What is a generational mashup? It happens when generations collide and integrate. We now have three generations that can likely thrive together. This wasn’t the case with previous generations. Baby Boomers had a much less affinity with their parents than generations today. In fact Gen Y’ers today enjoy the interaction with Boomers. They to a great extent share the same worldview with their older grandparents in the boomer generation and their parents and older brothers and sisters in the Gen X cohort. And so we have a mashup. A collision, if you will, in the workplace and in non-profits and churches as well.
Let me illustrate some of the compatibility if I can with a negative illustration.
Bob Dylan has long been a musical hero of mine. I had a rare opportunity to see Bob in concert in a beautiful venue in Washington State called the “Gorge.” It has a magnificent view behind and around the stage. The setting on the steep hills above the Columbia Gorge near Quincy, Washington was majestic in the glow of a setting Sun.
Bob was in rare form that night. He had G.E. Smith from Saturday Night live as his music director. The band was tight. And Bob was on. I had seats with my brother on the tenth row. And we were enthralled with the evening.
There were three generations of a family that sat right next to us. We were on the aisle. There they were grandma and grandpa (my generation), mom and dad and older teenagers. I didn’t pay much attention to them but into about the second half of Bob’s set, they offered me a toke off of a marijuana joint. I politely said I was fine. And they proceeded to pass it among the family. These were clearly upper-middle-class folks. They had no hesitancies about getting high together after all they were family.
What struck me about this scene is it didn’t seem that unusual or hard to grasp. I couldn’t see my grandparents passing joints around the family circle. In my day, plenty of joints were passed around but never cross-generationally.
What was happening? Three generations here shared a common worldview and experience.
The sitcom “Parenthood” that came out in 2010 presents the same picture. There are three generations sharing a common experience and worldview. The grandparents are people from the sixties. The children are from the 70’s, and the grandkids are products of the eighties and nineties. They share life together. Outside some age-chronological differences, they are comfortable with each other. It is a story about generations and how generations live together in our post-modern world. This is a theme our culture is identifying with. But will the church?

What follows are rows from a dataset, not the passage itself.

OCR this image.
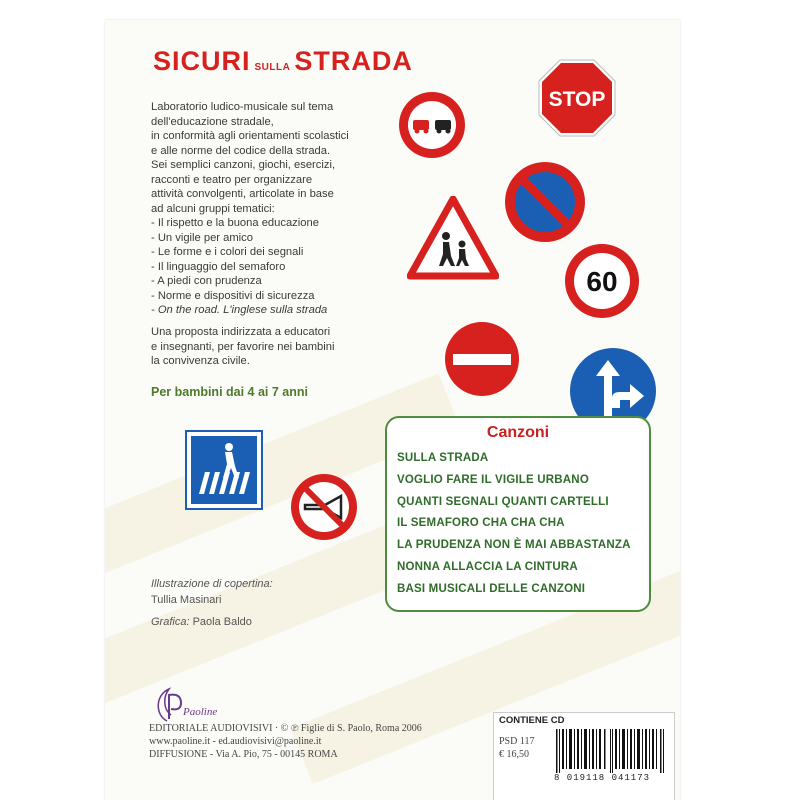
SICURI SULLA STRADA
Laboratorio ludico-musicale sul tema
dell'educazione stradale,
in conformità agli orientamenti scolastici
e alle norme del codice della strada.
Sei semplici canzoni, giochi, esercizi,
racconti e teatro per organizzare
attività convolgenti, articolate in base
ad alcuni gruppi tematici:
- Il rispetto e la buona educazione
- Un vigile per amico
- Le forme e i colori dei segnali
- Il linguaggio del semaforo
- A piedi con prudenza
- Norme e dispositivi di sicurezza
- On the road. L'inglese sulla strada
Una proposta indirizzata a educatori
e insegnanti, per favorire nei bambini
la convivenza civile.
Per bambini dai 4 ai 7 anni
STOP
60
Canzoni
SULLA STRADA
VOGLIO FARE IL VIGILE URBANO
QUANTI SEGNALI QUANTI CARTELLI
IL SEMAFORO CHA CHA CHA
LA PRUDENZA NON È MAI ABBASTANZA
NONNA ALLACCIA LA CINTURA
BASI MUSICALI DELLE CANZONI
Illustrazione di copertina:
Tullia Masinari
Grafica: Paola Baldo
Paoline
EDITORIALE AUDIOVISIVI · © ℗ Figlie di S. Paolo, Roma 2006
www.paoline.it - ed.audiovisivi@paoline.it
DIFFUSIONE - Via A. Pio, 75 - 00145 ROMA
CONTIENE CD
PSD 117
€ 16,50
8 019118 041173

This is the first time in a while in our history as a culture that several generations have shared so much in common. It is clear that Gen Y loves their Boomer sages. And Gen Xers seem to appreciate the help with their broods. Three generations long to work and thrive together.
The church is facing this challenge and a fantastic opportunity with three generations in tow.
Reaping the rewards of this time isn’t easy. It isn’t age that is the issue but worldview. The church has thought generationally and aged for a long while. But today age has never meant less. The big divider is the gulf between a post-modern influenced world-view and the modern worldview. The culture of the fifties and sixties is gone. There remains one of the last vestiges of those who still remember black and white television. Churches are too segmented. Generations long to integrate and belong together.